Acabé el día raro de ayer con un golpe de calor de mi Guille, que le puso la temperatura corporal en 38,5º y le tuvo toda la noche vomitando bilis y sudando como un cosaco en Gobi… y escuchando a la turba nacional celebrar el pasó de ‘La Roja’ a las semifinales del Campeonato de Europa de Fútbol [estuvieron hasta bien entrada la noche haciendo sonar los claxons de sus autos, e incluso fueron a celebrarlo a su Cibeles particular en la subida del monte de El Castañar].
Y hoy me levanté resacoso de la mala dormida, aunque feliz de ver a mi Guille recuperado como un campeón y pidiéndome con insistencia que le hiciera un cartelón para el arco de san Juanito que está haciendo junto a sus coleguillas del cole. Lo prometí y cumplí mi promesa con diligencia.

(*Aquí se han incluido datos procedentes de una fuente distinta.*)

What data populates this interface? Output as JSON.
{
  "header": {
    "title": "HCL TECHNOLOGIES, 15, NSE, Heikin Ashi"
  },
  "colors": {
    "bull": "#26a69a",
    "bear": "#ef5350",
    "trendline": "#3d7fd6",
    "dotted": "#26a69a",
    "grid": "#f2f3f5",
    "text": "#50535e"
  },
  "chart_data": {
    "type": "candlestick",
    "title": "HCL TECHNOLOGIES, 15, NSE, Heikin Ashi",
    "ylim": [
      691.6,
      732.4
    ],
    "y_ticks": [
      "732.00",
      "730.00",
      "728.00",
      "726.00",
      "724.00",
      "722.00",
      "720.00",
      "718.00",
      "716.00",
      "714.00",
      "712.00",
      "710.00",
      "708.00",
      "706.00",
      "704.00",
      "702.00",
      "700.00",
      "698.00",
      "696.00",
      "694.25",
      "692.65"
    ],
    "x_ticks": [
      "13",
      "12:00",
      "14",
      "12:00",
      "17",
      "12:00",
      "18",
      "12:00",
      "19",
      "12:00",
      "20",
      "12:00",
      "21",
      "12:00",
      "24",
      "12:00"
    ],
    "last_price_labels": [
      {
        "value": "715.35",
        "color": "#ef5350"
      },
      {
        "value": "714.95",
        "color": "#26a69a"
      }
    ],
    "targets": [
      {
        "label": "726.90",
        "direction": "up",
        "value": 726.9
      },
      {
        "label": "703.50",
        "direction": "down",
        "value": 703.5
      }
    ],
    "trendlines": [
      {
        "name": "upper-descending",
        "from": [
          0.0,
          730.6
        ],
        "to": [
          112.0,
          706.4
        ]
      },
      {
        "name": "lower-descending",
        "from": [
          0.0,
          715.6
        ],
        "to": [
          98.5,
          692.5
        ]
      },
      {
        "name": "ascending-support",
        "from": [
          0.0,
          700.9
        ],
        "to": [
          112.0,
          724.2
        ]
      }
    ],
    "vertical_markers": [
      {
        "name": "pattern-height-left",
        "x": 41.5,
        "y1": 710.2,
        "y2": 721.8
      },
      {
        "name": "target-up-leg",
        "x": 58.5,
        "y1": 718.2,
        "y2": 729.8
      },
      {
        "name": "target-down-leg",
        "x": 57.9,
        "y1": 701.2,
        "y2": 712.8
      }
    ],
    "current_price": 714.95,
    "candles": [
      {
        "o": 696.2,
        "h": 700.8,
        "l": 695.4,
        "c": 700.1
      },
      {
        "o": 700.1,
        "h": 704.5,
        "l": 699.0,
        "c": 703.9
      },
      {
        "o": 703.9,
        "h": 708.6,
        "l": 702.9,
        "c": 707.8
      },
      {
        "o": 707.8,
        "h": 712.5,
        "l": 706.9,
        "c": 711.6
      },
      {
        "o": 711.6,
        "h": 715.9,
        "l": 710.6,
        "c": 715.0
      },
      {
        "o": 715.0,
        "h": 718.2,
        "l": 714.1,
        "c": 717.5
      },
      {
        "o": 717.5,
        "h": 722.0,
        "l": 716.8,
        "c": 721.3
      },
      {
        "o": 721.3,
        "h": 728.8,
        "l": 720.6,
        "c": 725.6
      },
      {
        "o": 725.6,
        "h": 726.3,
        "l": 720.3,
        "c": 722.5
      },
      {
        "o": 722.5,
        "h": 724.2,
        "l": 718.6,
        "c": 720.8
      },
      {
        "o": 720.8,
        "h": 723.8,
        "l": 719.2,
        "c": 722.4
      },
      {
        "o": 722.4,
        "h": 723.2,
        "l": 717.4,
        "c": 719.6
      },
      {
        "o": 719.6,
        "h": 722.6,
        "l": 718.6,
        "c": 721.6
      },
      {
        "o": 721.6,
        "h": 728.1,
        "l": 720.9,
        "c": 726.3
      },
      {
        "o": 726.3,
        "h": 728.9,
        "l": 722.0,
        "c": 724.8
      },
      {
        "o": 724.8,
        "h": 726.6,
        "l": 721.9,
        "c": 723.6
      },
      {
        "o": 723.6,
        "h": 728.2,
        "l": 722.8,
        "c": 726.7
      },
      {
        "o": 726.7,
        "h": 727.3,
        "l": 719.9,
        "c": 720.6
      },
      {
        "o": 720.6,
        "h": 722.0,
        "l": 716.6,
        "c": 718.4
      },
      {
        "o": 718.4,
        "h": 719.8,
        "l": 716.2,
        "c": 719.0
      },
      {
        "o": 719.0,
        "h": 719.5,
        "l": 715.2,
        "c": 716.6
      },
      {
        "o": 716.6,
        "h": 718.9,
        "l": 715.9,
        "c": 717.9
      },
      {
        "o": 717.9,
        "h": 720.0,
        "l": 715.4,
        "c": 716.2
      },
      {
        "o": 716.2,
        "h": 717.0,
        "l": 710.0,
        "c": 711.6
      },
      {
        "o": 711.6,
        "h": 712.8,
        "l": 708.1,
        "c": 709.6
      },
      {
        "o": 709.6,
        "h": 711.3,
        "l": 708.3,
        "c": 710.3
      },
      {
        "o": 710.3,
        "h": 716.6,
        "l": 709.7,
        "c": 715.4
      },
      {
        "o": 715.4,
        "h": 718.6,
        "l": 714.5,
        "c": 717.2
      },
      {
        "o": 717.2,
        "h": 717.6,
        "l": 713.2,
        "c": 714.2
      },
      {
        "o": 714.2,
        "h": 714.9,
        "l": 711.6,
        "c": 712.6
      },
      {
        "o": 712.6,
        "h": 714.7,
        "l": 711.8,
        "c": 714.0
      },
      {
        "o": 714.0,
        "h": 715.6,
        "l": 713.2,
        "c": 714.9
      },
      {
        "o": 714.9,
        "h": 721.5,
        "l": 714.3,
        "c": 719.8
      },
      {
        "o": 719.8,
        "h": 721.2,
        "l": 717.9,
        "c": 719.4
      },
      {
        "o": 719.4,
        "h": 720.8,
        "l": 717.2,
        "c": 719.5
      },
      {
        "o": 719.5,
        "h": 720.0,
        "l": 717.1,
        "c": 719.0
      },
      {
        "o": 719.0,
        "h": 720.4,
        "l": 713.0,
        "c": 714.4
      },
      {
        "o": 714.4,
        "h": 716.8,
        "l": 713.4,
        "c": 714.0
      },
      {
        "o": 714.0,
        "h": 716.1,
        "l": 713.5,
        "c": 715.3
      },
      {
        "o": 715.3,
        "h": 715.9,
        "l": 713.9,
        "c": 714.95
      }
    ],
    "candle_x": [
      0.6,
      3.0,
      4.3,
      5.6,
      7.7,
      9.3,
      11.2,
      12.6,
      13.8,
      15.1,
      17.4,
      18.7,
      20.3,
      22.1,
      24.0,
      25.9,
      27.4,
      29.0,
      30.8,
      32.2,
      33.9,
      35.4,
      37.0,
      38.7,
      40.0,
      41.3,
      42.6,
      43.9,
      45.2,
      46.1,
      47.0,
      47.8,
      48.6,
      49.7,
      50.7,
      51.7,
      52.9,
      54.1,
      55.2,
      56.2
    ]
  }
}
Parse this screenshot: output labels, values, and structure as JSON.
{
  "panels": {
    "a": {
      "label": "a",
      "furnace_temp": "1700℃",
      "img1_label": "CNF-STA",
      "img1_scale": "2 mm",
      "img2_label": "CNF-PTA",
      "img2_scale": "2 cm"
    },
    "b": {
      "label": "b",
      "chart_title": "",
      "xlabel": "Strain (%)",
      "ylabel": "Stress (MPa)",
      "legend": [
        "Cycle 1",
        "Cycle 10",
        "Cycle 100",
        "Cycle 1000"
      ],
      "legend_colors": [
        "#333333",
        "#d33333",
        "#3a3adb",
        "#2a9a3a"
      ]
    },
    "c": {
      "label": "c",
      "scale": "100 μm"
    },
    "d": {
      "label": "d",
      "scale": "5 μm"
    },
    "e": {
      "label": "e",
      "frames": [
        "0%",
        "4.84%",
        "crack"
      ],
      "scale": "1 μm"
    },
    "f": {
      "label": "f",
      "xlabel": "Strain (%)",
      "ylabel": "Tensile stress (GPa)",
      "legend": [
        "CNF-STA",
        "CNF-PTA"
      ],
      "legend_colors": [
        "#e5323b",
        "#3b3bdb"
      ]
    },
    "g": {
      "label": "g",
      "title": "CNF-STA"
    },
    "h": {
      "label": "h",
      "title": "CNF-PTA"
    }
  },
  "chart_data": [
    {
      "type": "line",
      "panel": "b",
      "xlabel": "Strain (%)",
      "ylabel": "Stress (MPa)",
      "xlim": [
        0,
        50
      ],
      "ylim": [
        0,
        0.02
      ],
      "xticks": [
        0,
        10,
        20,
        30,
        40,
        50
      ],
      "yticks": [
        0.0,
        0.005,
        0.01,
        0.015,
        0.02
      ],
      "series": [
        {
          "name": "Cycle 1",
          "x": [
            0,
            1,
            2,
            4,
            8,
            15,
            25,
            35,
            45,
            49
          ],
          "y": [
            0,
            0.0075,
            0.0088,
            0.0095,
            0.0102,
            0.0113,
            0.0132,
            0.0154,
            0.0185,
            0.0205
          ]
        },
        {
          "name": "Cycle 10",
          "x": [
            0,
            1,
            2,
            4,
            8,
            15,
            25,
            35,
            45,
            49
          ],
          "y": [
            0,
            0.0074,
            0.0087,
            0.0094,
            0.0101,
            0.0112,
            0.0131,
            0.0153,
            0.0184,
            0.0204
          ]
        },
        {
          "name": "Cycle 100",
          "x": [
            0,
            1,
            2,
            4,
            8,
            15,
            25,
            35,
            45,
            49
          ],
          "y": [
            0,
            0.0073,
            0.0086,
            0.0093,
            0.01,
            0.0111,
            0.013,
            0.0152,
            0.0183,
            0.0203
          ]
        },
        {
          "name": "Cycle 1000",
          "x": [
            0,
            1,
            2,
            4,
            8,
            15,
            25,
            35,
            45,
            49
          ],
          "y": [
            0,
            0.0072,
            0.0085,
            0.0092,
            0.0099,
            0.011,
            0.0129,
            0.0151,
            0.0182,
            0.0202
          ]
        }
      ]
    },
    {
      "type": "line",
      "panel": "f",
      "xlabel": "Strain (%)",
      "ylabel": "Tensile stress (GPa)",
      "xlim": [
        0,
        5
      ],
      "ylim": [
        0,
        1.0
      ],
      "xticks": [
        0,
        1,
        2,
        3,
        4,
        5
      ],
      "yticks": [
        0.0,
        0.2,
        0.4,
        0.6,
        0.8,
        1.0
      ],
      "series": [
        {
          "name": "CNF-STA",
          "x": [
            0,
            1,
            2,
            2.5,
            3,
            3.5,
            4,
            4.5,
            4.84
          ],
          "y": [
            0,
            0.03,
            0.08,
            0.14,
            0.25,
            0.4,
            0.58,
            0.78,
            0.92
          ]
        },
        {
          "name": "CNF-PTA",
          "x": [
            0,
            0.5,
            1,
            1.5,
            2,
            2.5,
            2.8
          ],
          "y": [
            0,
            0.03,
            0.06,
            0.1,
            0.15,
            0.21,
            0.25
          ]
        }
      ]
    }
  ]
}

Y el resto del día se me anda pasando en mirar la luz difusa de Premysa, en intentar adivinar en qué quedará la historia de La Covatilla, en maquetar la revista de fiestas de Ledrada con sus infinitos anuncios, en macerar mis deudas en el oloroso alcohol de la tranquilidad, en pensar en que el fin de semana próximo cumpliré mi sueño de asistir a un concierto de Bob Dylan, en perderme en tierras que no conozco y quiero conocer, en aguantar el tirón de todo lo que me arrastra con su fuerza prosaica y peleona… en fin, que nado en mis sandalias nuevas como el enésimo argonauta de la vida pimpona y que me voy a liar la manta a la cabeza junto a mi Juanito en tres proyectos solidarios que me apetecen un montón [en Gambia, Senegal y Perú] y que ya os iré contando poco a poco, a la vez que os pediré colaboración y empujoncitos.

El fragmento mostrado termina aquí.